En termes de chiffres, la Tunisie compte une population de 10,9 millions d’habitants, dont 3.978.600 sont actifs, selon les statistiques de l’Institut national des statistiques (INS). Le taux de chômage est estimé à 15,3 % (12,8 % chez les hommes et 21,9 % chez les femmes). Le nombre de chômeurs est estimé à 609.900, dont 242.300 de diplômés du supérieur. Avec un taux de 41,9 %, la gente féminine est plus touchée par le chômage des diplômés que la gente masculine qui n’enregistre que 21,7 % de chômeurs.
En termes de ratios globaux de macroéconomie, le PIB de la Tunisie est estimé à 72 Milliards de dinars tunisiens, soit près de 35 Milliards d’Euros. La moyenne de revenus par tête d’habitant s’élève à 3300 Euros. Le Salaire minimum garanti en Tunisie (SMIG) se situe à la hauteur de 140 Euros. Le Budget prévisionnel 2014, préparé par le gouvernement de Ali Laâreyedh et qui va être révisé par le nouveau gouvernement de Mehdi Jomaâ, s’élève à 28,3 Milliards de dinars, soit près de 13 Milliards d’Euros, avec un déficit prévu de 08 %.

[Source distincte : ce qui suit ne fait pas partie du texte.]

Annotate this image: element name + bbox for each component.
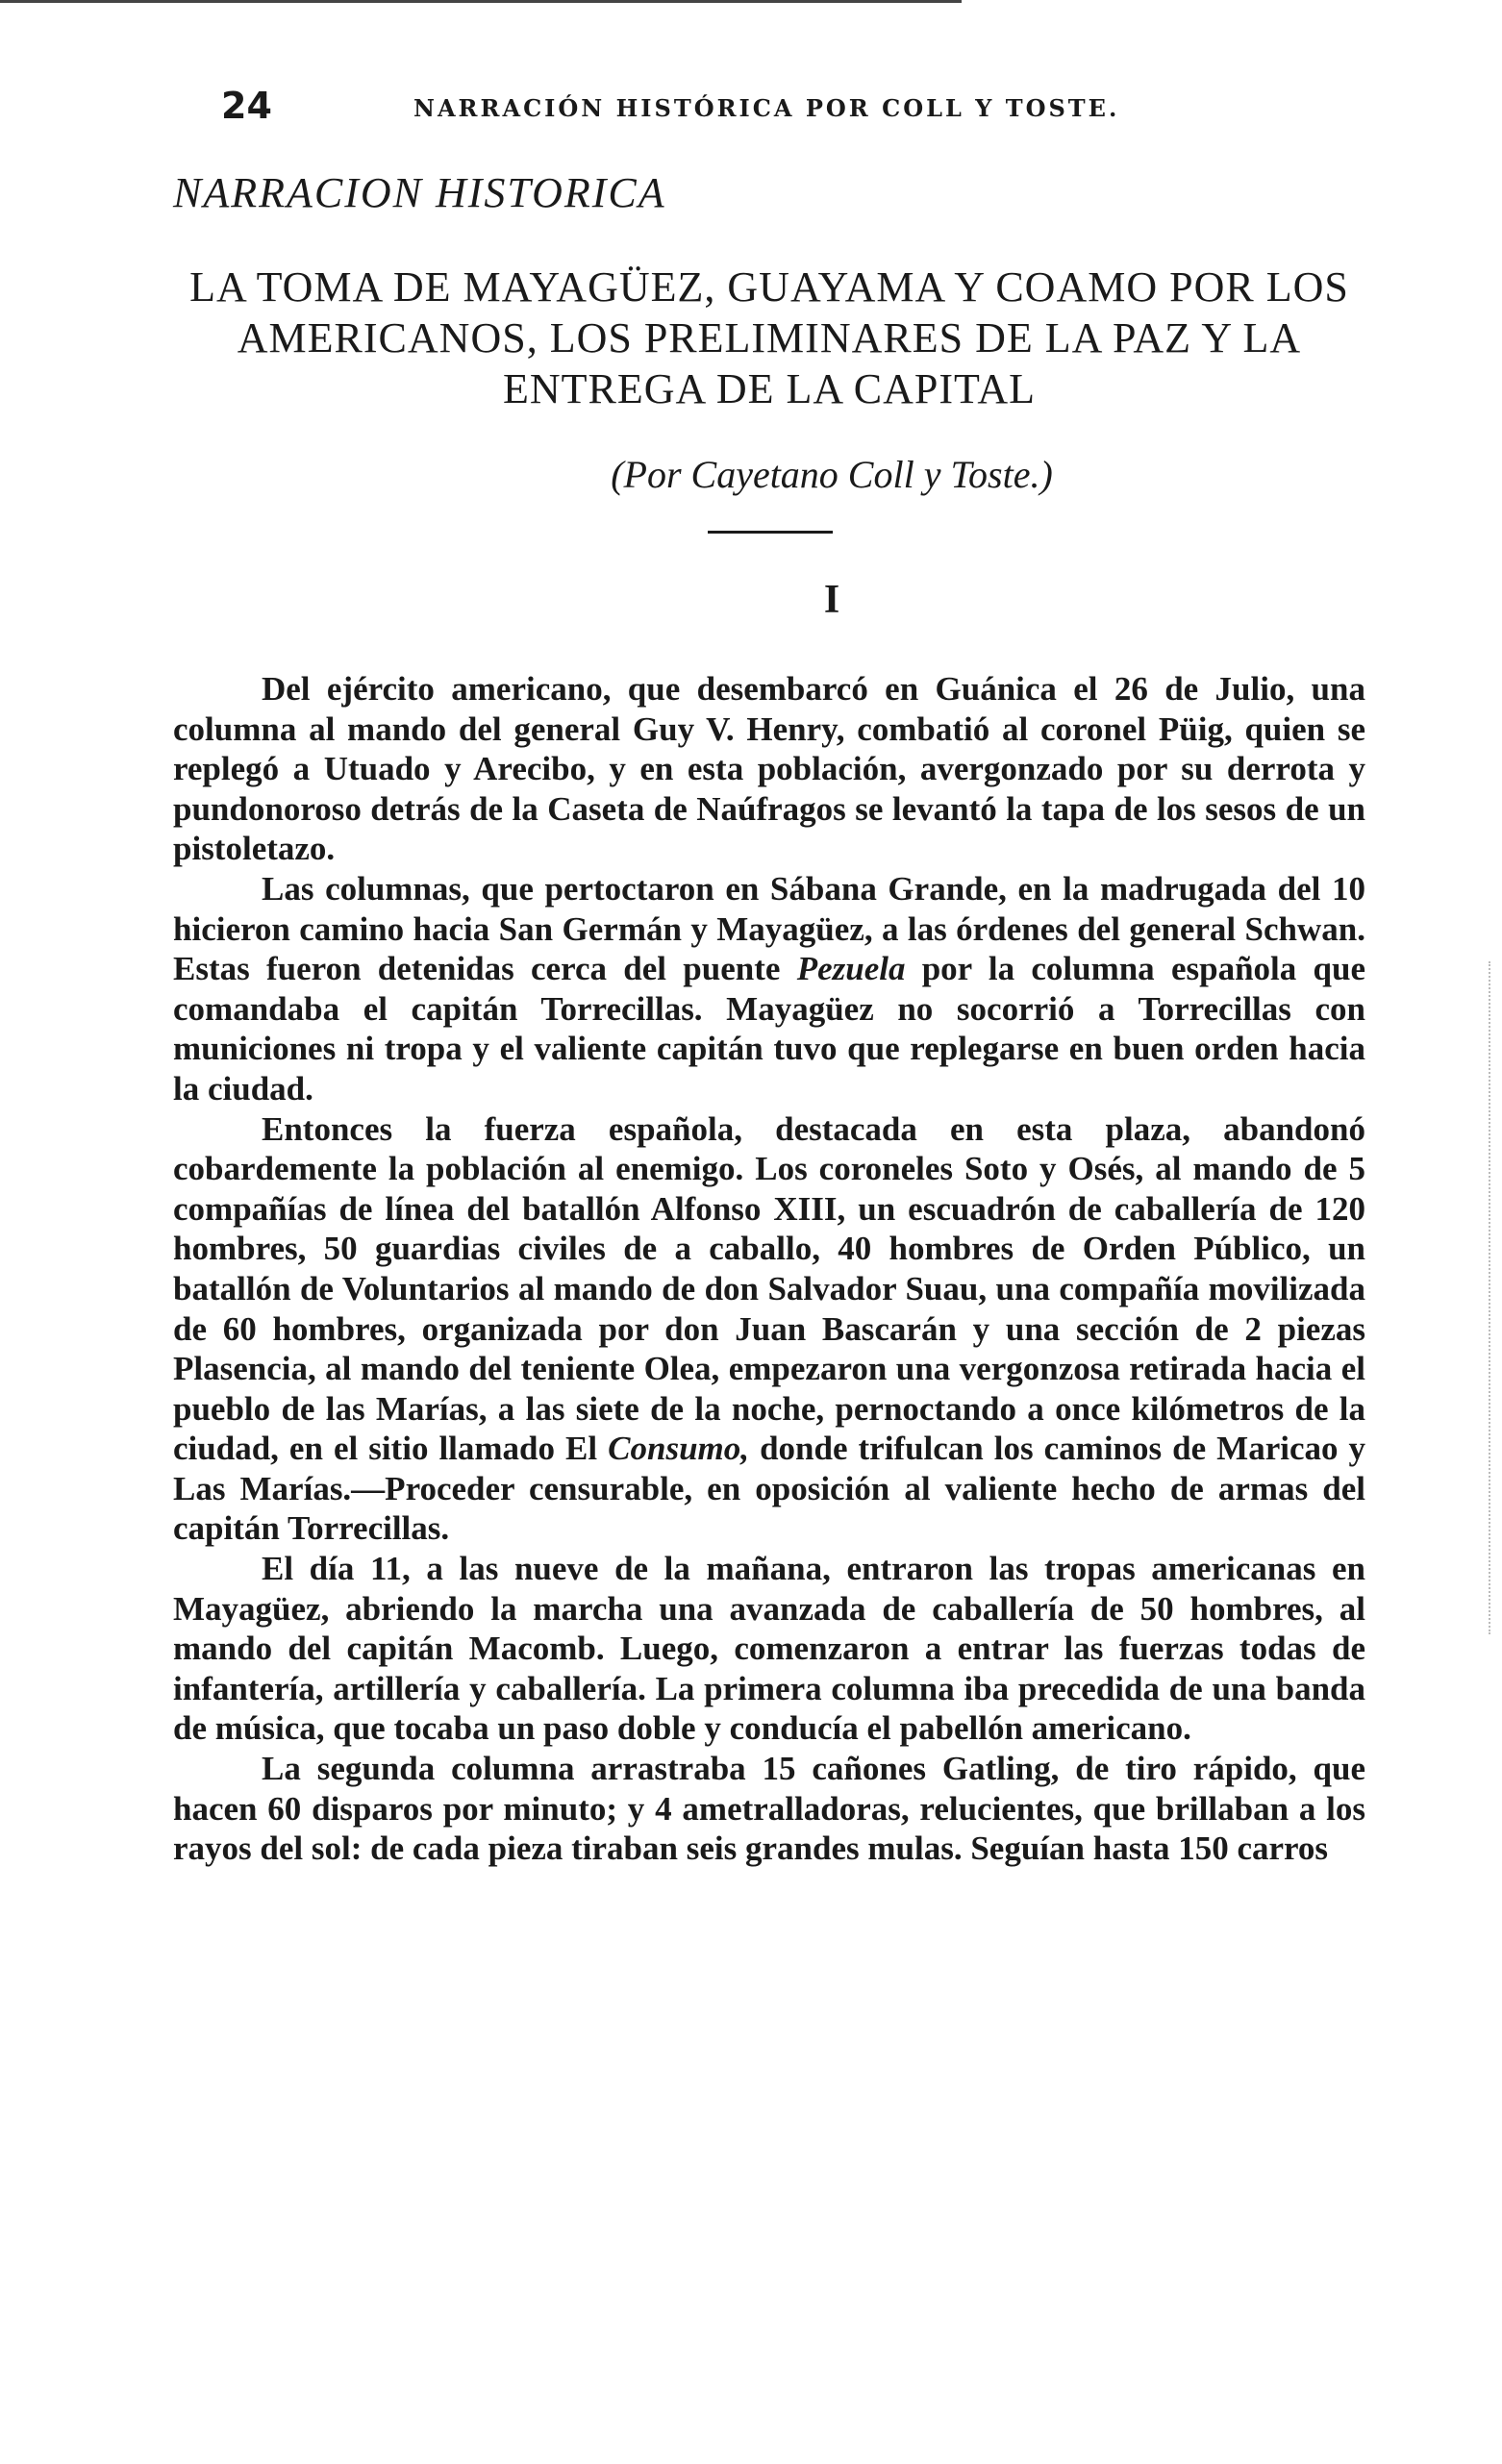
paragraph-5-text: La segunda columna arrastraba 15 cañones Gatling, de tiro rápido, que hacen 60 disparos por minuto; y 4 ametralladoras, relucientes, que brillaban a los rayos del sol: de cada pieza tiraban seis grandes mulas. Seguían hasta 150 carros	[173, 1750, 1365, 1868]
paragraph-2-italic-pezuela: Pezuela	[796, 950, 906, 988]
byline: (Por Cayetano Coll y Toste.)	[611, 453, 1053, 496]
paragraph-4	[173, 1549, 1365, 1749]
margin-scan-artifact	[1489, 961, 1492, 1634]
body-text	[173, 669, 1365, 1869]
section-label: NARRACION HISTORICA	[173, 169, 666, 216]
paragraph-3-text-a: Entonces la fuerza española, destacada en esta plaza, abandonó cobardemente la población al enemigo. Los coroneles Soto y Osés, al mando de 5 compañías de línea del batallón Alfonso XIII, un escuadrón de caballería de 120 hombres, 50 guardias civiles de a caballo, 40 hombres de Orden Público, un batallón de Voluntarios al mando de don Salvador Suau, una compañía movilizada de 60 hombres, organizada por don Juan Bascarán y una sección de 2 piezas Plasencia, al mando del teniente Olea, empezaron una vergonzosa retirada hacia el pueblo de las Marías, a las siete de la noche, pernoctando a once kilómetros de la ciudad, en el sitio llamado El	[173, 1109, 1365, 1468]
paragraph-2-text-b: por la columna española que comandaba el capitán Torrecillas. Mayagüez no socorrió a Torrecillas con municiones ni tropa y el valiente capitán tuvo que replegarse en buen orden hacia la ciudad.	[173, 950, 1365, 1108]
chapter-numeral: I	[823, 578, 840, 622]
paragraph-3-text-b: donde trifulcan los caminos de Maricao y Las Marías.—Proceder censurable, en oposición al valiente hecho de armas del capitán Torrecillas.	[173, 1430, 1366, 1548]
running-head	[173, 85, 1365, 133]
running-title: NARRACIÓN HISTÓRICA POR COLL Y TOSTE.	[413, 94, 1120, 122]
main-title: LA TOMA DE MAYAGÜEZ, GUAYAMA Y COAMO POR LOS AMERICANOS, LOS PRELIMINARES DE LA PAZ Y LA ENTREGA DE LA CAPITAL	[189, 263, 1349, 412]
paragraph-1-text: Del ejército americano, que desembarcó en Guánica el 26 de Julio, una columna al mando del general Guy V. Henry, combatió al coronel Püig, quien se replegó a Utuado y Arecibo, y en esta población, avergonzado por su derrota y pundonoroso detrás de la Caseta de Naúfragos se levantó la tapa de los sesos de un pistoletazo.	[173, 670, 1365, 868]
paragraph-1	[173, 669, 1365, 869]
page-number: 24	[221, 85, 272, 127]
paragraph-4-text: El día 11, a las nueve de la mañana, entraron las tropas americanas en Mayagüez, abriendo la marcha una avanzada de caballería de 50 hombres, al mando del capitán Macomb. Luego, comenzaron a entrar las fuerzas todas de infantería, artillería y caballería. La primera columna iba precedida de una banda de música, que tocaba un paso doble y conducía el pabellón americano.	[173, 1550, 1365, 1748]
paragraph-3-italic-consumo: Consumo,	[608, 1430, 750, 1468]
paragraph-5	[173, 1749, 1365, 1869]
paragraph-2-text-a: Las columnas, que pertoctaron en Sábana Grande, en la madrugada del 10 hicieron camino hacia San Germán y Mayagüez, a las órdenes del general Schwan. Estas fueron detenidas cerca del puente	[173, 869, 1365, 988]
top-edge-rule	[0, 0, 962, 3]
separator-rule	[708, 531, 833, 534]
paragraph-3	[173, 1109, 1365, 1550]
paragraph-2	[173, 869, 1365, 1109]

Le taux de croissance du PIB a été évalué à 2,6 % en 2013 après 03 % en 2012 et (-1,8 %) en 2011. Il est estimé à 2,5 % en 2014 et «pourvu qu’il soit supérieur», espère le ministre de l’Economie et des Finances, Hakim Ben Hamouda, «si le secteur du phosphate reprend comme il faut», précise-t-il. La balance commerciale vit un gap inquiétant de près de 12 Milliards de dinars, soit plus de 15 % du PIB, en 2013 et 2012 avec des exportations de l’ordre de 27.701 MD et 26.547,6 MD, alors que les importations s’élèvent respectivement à 39.509,4 MD à 38.178 MD. (M.S.)